If the rule goes into effect, it is expected to further open up what is already an entrepreneurial commercial real estate industry for even more innovation.

Changing Employee Attitudes

Employees shackled to toxic workplaces might feel they can leave if they can stay in the industry and provide what might be considered a competitive product or service, said Allison Weiss, founder and CEO of CRE Recruiting, an agency that specializes in recruiting commercial real estate executives. And for employees who may have recently been laid off but are still bound by a noncompete agreement, it makes them employable to rival firms, she said.

"This is a potential sea change," Weiss told CoStar News. "In an industry that aggressively hires in the high times and lays off in downturns, it's a move to support and protect people rather than a company, which often has the upper hand."

Allison Weiss is the CEO and founder of CRE Recruiting. (CRE Recruiting)

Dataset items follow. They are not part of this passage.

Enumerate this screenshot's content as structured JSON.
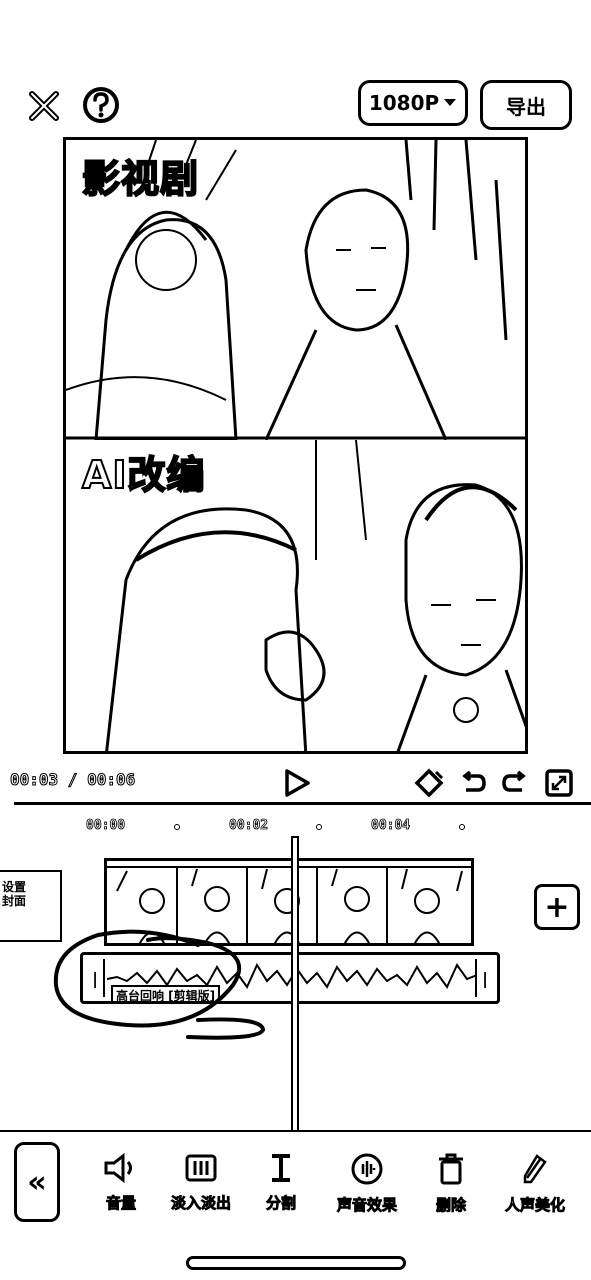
{
  "header": {
    "close_icon": "close-icon",
    "help_icon": "help-icon",
    "resolution_label": "1080P",
    "export_label": "导出"
  },
  "preview": {
    "top_label": "影视剧",
    "bottom_label": "AI改编"
  },
  "controls": {
    "time_display": "00:03 / 00:06",
    "icons": [
      "play-icon",
      "keyframe-icon",
      "undo-icon",
      "redo-icon",
      "fullscreen-icon"
    ]
  },
  "timeline": {
    "ruler": [
      "00:00",
      "00:02",
      "00:04"
    ],
    "cover_label_lines": [
      "设置",
      "封面"
    ],
    "audio_label": "高台回响 [剪辑版]",
    "add_label": "+"
  },
  "toolbar": {
    "back_label": "«",
    "tools": [
      {
        "label": "音量",
        "icon": "volume-icon"
      },
      {
        "label": "淡入淡出",
        "icon": "fade-icon"
      },
      {
        "label": "分割",
        "icon": "split-icon"
      },
      {
        "label": "声音效果",
        "icon": "sound-effect-icon"
      },
      {
        "label": "删除",
        "icon": "delete-icon"
      },
      {
        "label": "人声美化",
        "icon": "voice-beautify-icon"
      }
    ]
  }
}
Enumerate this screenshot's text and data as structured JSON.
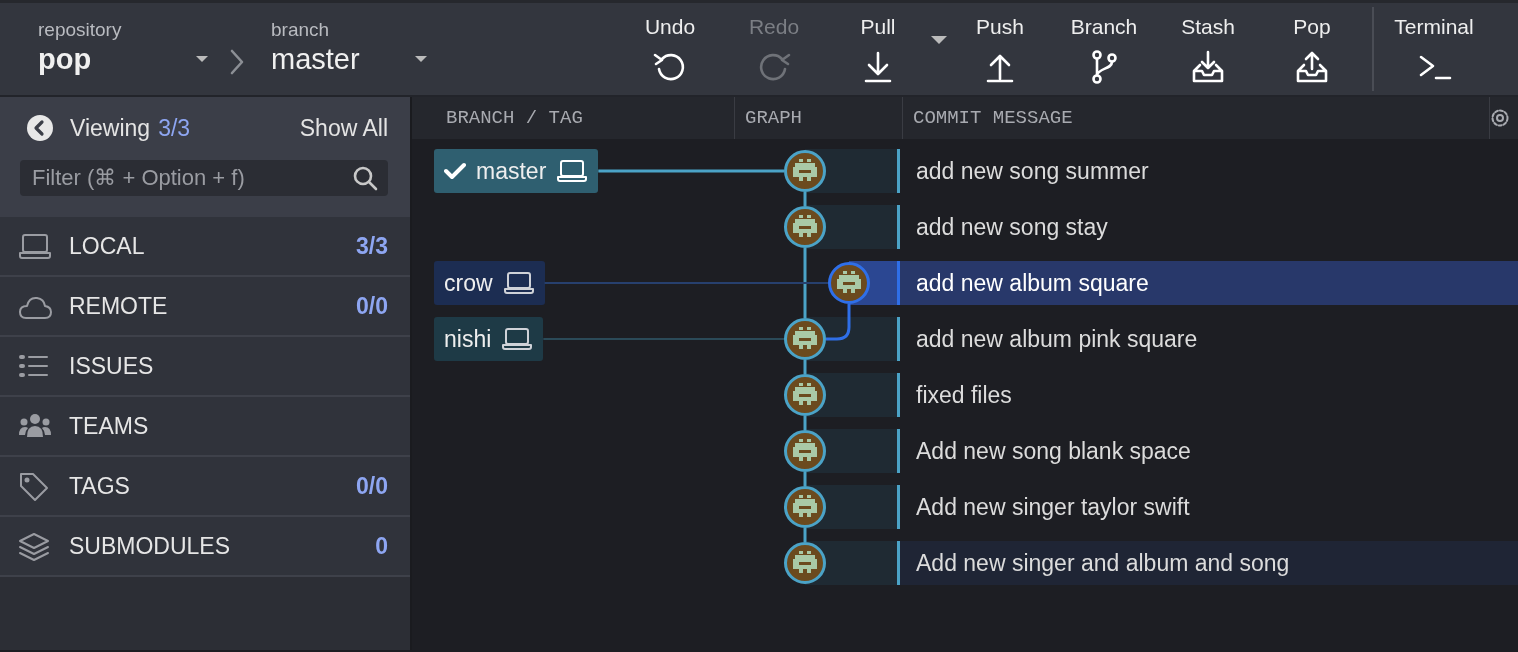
{
  "repository": {
    "label": "repository",
    "name": "pop"
  },
  "branch": {
    "label": "branch",
    "name": "master"
  },
  "toolbar": [
    {
      "kind": "undo",
      "label": "Undo",
      "disabled": false
    },
    {
      "kind": "redo",
      "label": "Redo",
      "disabled": true
    },
    {
      "kind": "pull",
      "label": "Pull",
      "disabled": false
    },
    {
      "kind": "dropdown"
    },
    {
      "kind": "push",
      "label": "Push",
      "disabled": false
    },
    {
      "kind": "branch",
      "label": "Branch",
      "disabled": false
    },
    {
      "kind": "stash",
      "label": "Stash",
      "disabled": false
    },
    {
      "kind": "pop",
      "label": "Pop",
      "disabled": false
    },
    {
      "kind": "divider"
    },
    {
      "kind": "terminal",
      "label": "Terminal",
      "disabled": false
    }
  ],
  "sidebar": {
    "viewing_label": "Viewing",
    "viewing_count": "3/3",
    "show_all": "Show All",
    "filter_placeholder": "Filter (⌘ + Option + f)",
    "items": [
      {
        "kind": "local",
        "label": "LOCAL",
        "count": "3/3"
      },
      {
        "kind": "remote",
        "label": "REMOTE",
        "count": "0/0"
      },
      {
        "kind": "issues",
        "label": "ISSUES"
      },
      {
        "kind": "teams",
        "label": "TEAMS"
      },
      {
        "kind": "tags",
        "label": "TAGS",
        "count": "0/0"
      },
      {
        "kind": "submodules",
        "label": "SUBMODULES",
        "count": "0"
      }
    ]
  },
  "graph": {
    "columns": [
      "BRANCH / TAG",
      "GRAPH",
      "COMMIT MESSAGE"
    ],
    "commits": [
      {
        "message": "add new song summer",
        "side_lane": false,
        "selected": false,
        "highlighted": false,
        "ref": {
          "name": "master",
          "current": true
        }
      },
      {
        "message": "add new song stay",
        "side_lane": false,
        "selected": false,
        "highlighted": false
      },
      {
        "message": "add new album square",
        "side_lane": true,
        "selected": true,
        "highlighted": false,
        "ref": {
          "name": "crow",
          "current": false
        }
      },
      {
        "message": "add new album pink square",
        "side_lane": false,
        "selected": false,
        "highlighted": false,
        "ref": {
          "name": "nishi",
          "current": false
        }
      },
      {
        "message": "fixed files",
        "side_lane": false,
        "selected": false,
        "highlighted": false
      },
      {
        "message": "Add new song blank space",
        "side_lane": false,
        "selected": false,
        "highlighted": false
      },
      {
        "message": "Add new singer taylor swift",
        "side_lane": false,
        "selected": false,
        "highlighted": false
      },
      {
        "message": "Add new singer and album and song",
        "side_lane": false,
        "selected": false,
        "highlighted": true
      }
    ]
  }
}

This proposed rule by the FTC could help pave the way for brokers looking to financially make the most out of their careers, Weiss said. Even though noncompete agreements are unenforceable in certain states like California, the national proposal could have a meaningful impact on the real estate industry, she said.

"Employees subject to noncompete or nonsolicitation agreements can affect the employability of a person, especially if one company is known for being litigious," Weiss told CoStar News. "It could put off another company thinking about the legal exposure. It's hard to quantify the financial impact of what that could be. It's almost a priceless thing not to have the psychological barrier or fear of being taken to court for switching jobs."

Mike McDonald, a high-profile real estate broker who is in ongoing litigation with his former employer Cushman & Wakefield, said the noncompete agreements the FTC is proposing to ban are "antiquated" and "do not satisfy the needs of employees and employers today" and need reform.

"In our industry, typically the clients hire the people, not the company," McDonald added. "My intellectual property is in my head, having 30 years in the business. Everything in my head I didn't learn at Cushman & Wakefield."

McDonald and his longtime colleague Jonathan Napper left Cushman & Wakefield to join rival brokerage firm JLL last year. Shortly after making the move, they were sued by their former employer for breach of contract involving the issue of not competing.

McDonald and Napper signed a five-year employment contract in 2018 with Cushman & Wakefield in exchange for an eight-figure payment, according to court documents. The contract included certain noncompetition and nonsolicitation provisions in the United States that protected Cushman & Wakefield's "highly valuable confidential information," according to the lawsuit. McDonald has told CoStar News he plans to work overseas and follow the terms of those provisions.

"We did not breach any of our restrictive covenants," McDonald told CoStar News.

Cushman & Wakefield and JLL did not immediately respond to an emailed interview request from CoStar News.